The Bushmen, known for their stamina, may sometimes have to pursue their prey for a great distance before the animal finally drops, ready for a kill. They are superb trackers and may follow a herd for many days before getting close enough to use bow and arrow. After such a kill, the whole group joins in the feast, singing and dancing in a trance-like ritual around the fire. When game is scarce, the group splits up into smaller parties to search for food. In severe, prolonged droughts the women chew the bark of a particular tree which acts as contraceptive, so preventing an increase in the number of mouths to feed. Snakes, lizards and even scorpions are eaten.

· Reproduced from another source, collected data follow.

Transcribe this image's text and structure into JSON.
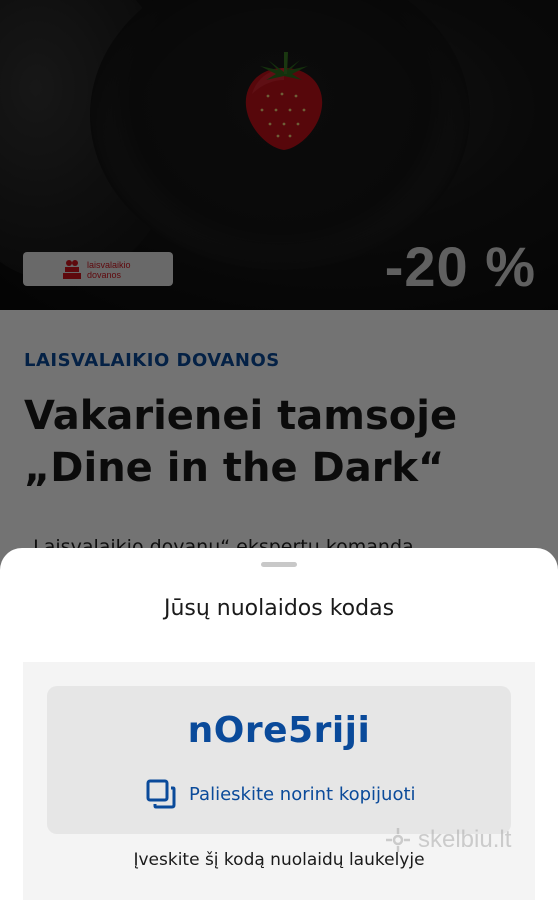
{
  "hero": {
    "badge_text_line1": "laisvalaikio",
    "badge_text_line2": "dovanos",
    "discount": "-20 %"
  },
  "article": {
    "category": "LAISVALAIKIO DOVANOS",
    "title": "Vakarienei tamsoje „Dine in the Dark“",
    "body_partial": "„Laisvalaikio dovanų“ ekspertų komanda"
  },
  "sheet": {
    "heading": "Jūsų nuolaidos kodas",
    "code": "nOre5riji",
    "copy_label": "Palieskite norint kopijuoti",
    "hint": "Įveskite šį kodą nuolaidų laukelyje"
  },
  "watermark": "skelbiu.lt",
  "colors": {
    "accent_blue": "#0a4a9a",
    "brand_red": "#d0141e"
  },
  "icons": {
    "copy": "copy-icon",
    "strawberry": "strawberry-image",
    "logo": "gift-logo-icon"
  }
}
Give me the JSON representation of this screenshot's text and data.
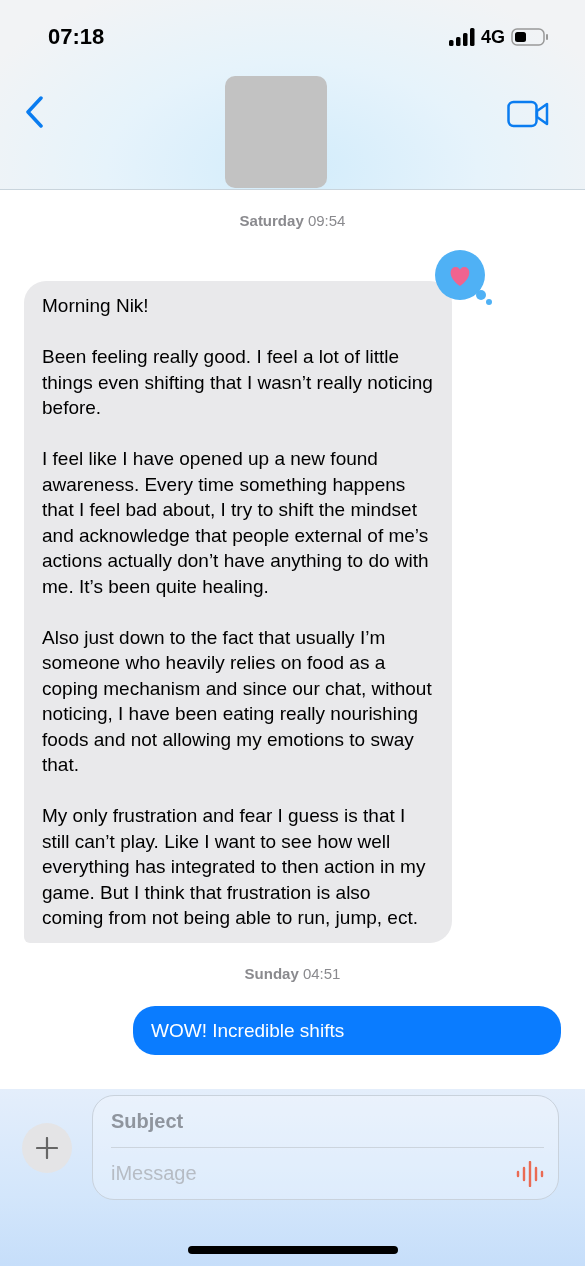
{
  "status_bar": {
    "time": "07:18",
    "network": "4G"
  },
  "messages": [
    {
      "kind": "timestamp",
      "text": "**Saturday** 09:54"
    },
    {
      "kind": "incoming",
      "hearted": true,
      "paragraphs": [
        "Morning Nik!",
        "Been feeling really good. I feel a lot of little things even shifting that I wasn’t really noticing before.",
        "I feel like I have opened up a new found awareness. Every time something happens that I feel bad about, I try to shift the mindset and acknowledge that people external of me’s actions actually don’t have anything to do with me. It’s been quite healing.",
        "Also just down to the fact that usually I’m someone who heavily relies on food as a coping mechanism and since our chat, without noticing, I have been eating really nourishing foods and not allowing my emotions to sway that.",
        "My only frustration and fear I guess is that I still can’t play. Like I want to see how well everything has integrated to then action in my game. But I think that frustration is also coming from not being able to run, jump, ect."
      ]
    },
    {
      "kind": "timestamp",
      "text": "**Sunday** 04:51"
    },
    {
      "kind": "outgoing",
      "paragraphs": [
        "WOW! Incredible shifts"
      ]
    }
  ],
  "compose": {
    "subject_placeholder": "Subject",
    "message_placeholder": "iMessage"
  }
}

To provide liquid in dry areas and for times of drought, the San store water in ostrich shells, which they bury deep below the sandy desert surface. They recover the shells with uncanny accuracy. Skin carosses, loin cloths and aprons are the San's only adornments. Their semi- nomadic life makes it impossible to possess anything that is not easy to carry. Their shelters are built of sticks and form roughly a circle, 150mm high. Some clover the sticks with mats woven from reeds.
The clan system of the Khoi was somewhat more regulated than that of the San. Each group had a chief. Their dwellings were beehive-shaped huts made with pliable sticks. Long mats, the strips sewn together by the women covered the frame, leaving an opening at either end. Doors made of a narrower mat to roll up or down was hung over these openings. The huts could be dismantled quickly and transported on the back of oxen as they moved on. These mat-covered huts can still be seen in Namaqualand.
The Khoi (Hottentots) are much like the San in appearance, but slightly taller. The essential difference between the two peoples is in their respective traditional lifestyles. Originally both semi-nomadic, the Khoi kept flocks of sheep and herds of oxen. Some planted crops and established semi-permanent settlements. They developed the craft of pottery making.